The district’s plan also includes specific strategies for ensuring the education of students with special learning challenges and disabilities are customized to meet their needs. All in-person meetings will be conducted following CDC, State and local guidelines. The students educational and related services will be provided, in collaboration with parents, through:

•Alternative learning sites

•On-line learning

•Video chats/tutoring

•Phone conference calls

•Hard copy packets of materials

•Textbook guides

•Regular communication with teachers and para-professionals

Johnson said the district’s guidance counseling, social and emotional supports and services and school nurse services will also continue to be provided to students. Families will be provided contact information and staff will also be checking in with students to ensure their safety and well-being.

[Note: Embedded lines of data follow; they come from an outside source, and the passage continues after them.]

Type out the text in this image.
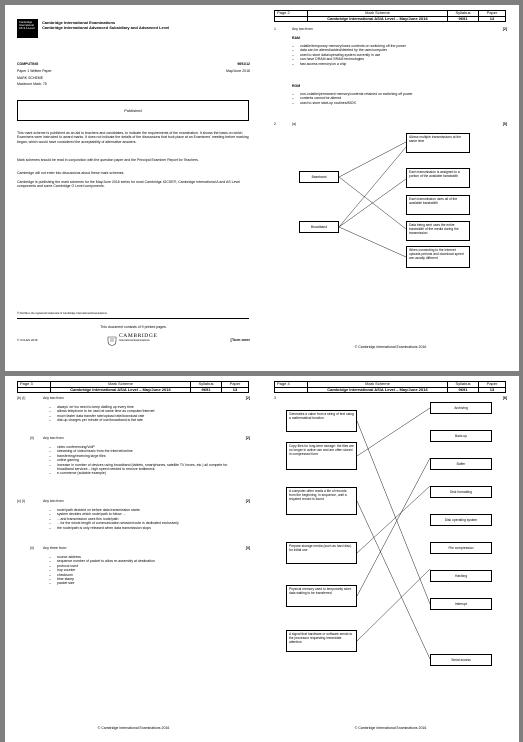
Cambridge International AS & A Level
Cambridge International Examinations
Cambridge International Advanced Subsidiary and Advanced Level
COMPUTING	9691/12
Paper 1 Written Paper	May/June 2016
MARK SCHEME
Maximum Mark: 75
Published
This mark scheme is published as an aid to teachers and candidates, to indicate the requirements of the examination. It shows the basis on which Examiners were instructed to award marks. It does not indicate the details of the discussions that took place at an Examiners' meeting before marking began, which would have considered the acceptability of alternative answers.
Mark schemes should be read in conjunction with the question paper and the Principal Examiner Report for Teachers.
Cambridge will not enter into discussions about these mark schemes.
Cambridge is publishing the mark schemes for the May/June 2016 series for most Cambridge IGCSE®, Cambridge International A and AS Level components and some Cambridge O Level components.
® IGCSE is the registered trademark of Cambridge International Examinations.
This document consists of 9 printed pages.
© UCLES 2016
CAMBRIDGE
International Examinations	[Turn over
Page 2	Mark Scheme	Syllabus	Paper
	Cambridge International AS/A Level – May/June 2016	9691	13
1	Any two from:	[2]
RAM
– volatile/temporary memory/loses contents on switching off the power
– data can be altered/added/deleted by the user/computer
– used to store data/operating system currently in use
– can have DRAM and SRAM technologies
– fast access memory/on a chip
ROM
– non-volatile/permanent memory/contents retained on switching off power
– contents cannot be altered
– used to store start-up routines/BIOS
2	(a)	[5]
Baseband
Broadband
Allows multiple transmissions at the same time
Each transmission is assigned to a portion of the available bandwidth
Each transmission uses all of the available bandwidth
Data being sent uses the entire bandwidth of the media during the transmission
When connecting to the Internet uploads periods and download speed are usually different
© Cambridge International Examinations 2016
Page 3	Mark Scheme	Syllabus	Paper
	Cambridge International AS/A Level – May/June 2016	9691	13
(b) (i)	Any two from:	[2]
– always 'on'/no need to keep dialling up every time
– allows telephone to be used at same time as computer/Internet
– much faster data transfer rate/upload rate/download rate
– dial-up charges per minute of use/broadband is flat rate
(ii)	Any two from:	[2]
– video conferencing/VoIP
– streaming of video/music from the Internet/online
– transferring/receiving large files
– online gaming
– increase in number of devices using broadband (tablets, smartphones, satellite TV boxes, etc.) all compete for broadband services – high speed needed to remove bottleneck
– e-commerce (suitable example)
(c) (i)	Any two from:	[2]
– route/path decided on before data transmission starts
– system decides which route/path to follow …
– …and transmission uses this route/path
– …for the whole length of communication session/route is dedicated exclusively
– the route/path is only released when data transmission stops
(ii)	Any three from:	[3]
– source address
– sequence number of packet to allow re-assembly at destination
– protocol used
– hop counter
– checksum
– time stamp
– packet size
© Cambridge International Examinations 2016
Page 4	Mark Scheme	Syllabus	Paper
	Cambridge International AS/A Level – May/June 2016	9691	13
3	[6]
Generates a value from a string of text using a mathematical function
Copy files for long-term storage: the files are no longer in active use and are often stored in compressed form
A computer often reads a file of records from the beginning, in sequence, until a required record is found
Prepare storage media (such as hard disc) for initial use
Physical memory used to temporarily store data waiting to be transferred
A signal that hardware or software sends to the processor requesting immediate attention
Archiving
Back-up
Buffer
Disk formatting
Disk operating system
File compression
Hashing
Interrupt
Serial access
© Cambridge International Examinations 2016
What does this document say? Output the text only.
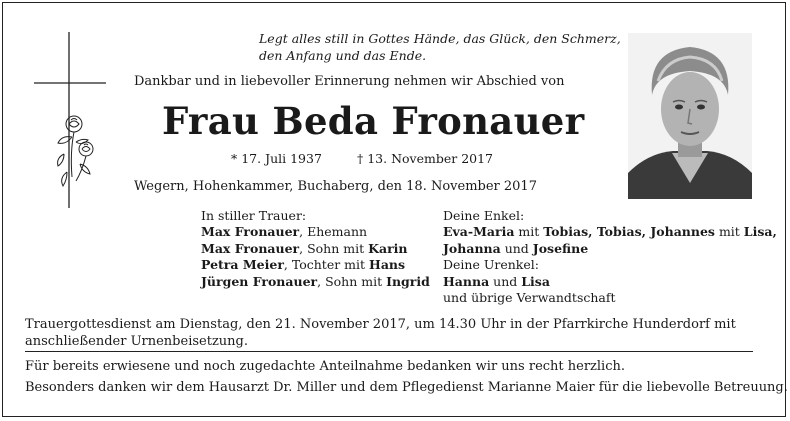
Legt alles still in Gottes Hände, das Glück, den Schmerz,
den Anfang und das Ende.
Dankbar und in liebevoller Erinnerung nehmen wir Abschied von
Frau Beda Fronauer
* 17. Juli 1937	† 13. November 2017
Wegern, Hohenkammer, Buchaberg, den 18. November 2017
In stiller Trauer:
Max Fronauer, Ehemann
Max Fronauer, Sohn mit Karin
Petra Meier, Tochter mit Hans
Jürgen Fronauer, Sohn mit Ingrid
Deine Enkel:
Eva-Maria mit Tobias, Tobias, Johannes mit Lisa,
Johanna und Josefine
Deine Urenkel:
Hanna und Lisa
und übrige Verwandtschaft
Trauergottesdienst am Dienstag, den 21. November 2017, um 14.30 Uhr in der Pfarrkirche Hunderdorf mit anschließender Urnenbeisetzung.
Für bereits erwiesene und noch zugedachte Anteilnahme bedanken wir uns recht herzlich.
Besonders danken wir dem Hausarzt Dr. Miller und dem Pflegedienst Marianne Maier für die liebevolle Betreuung.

In other action taken at last week’s meeting, the board:

•Passed two COVID-19 Emergency Policies, as required.

•Accepted the resignation of fifth grade teacher Anthony Byrd, effective immediately. Retired Cut Bank educator Lisa Cline will take over his classes for the remainder of the school year said Johnson. 

•Hired Brittney Whitley, who taught here previously, to fill the fifth grade teaching vacancy for 2020-21 school year.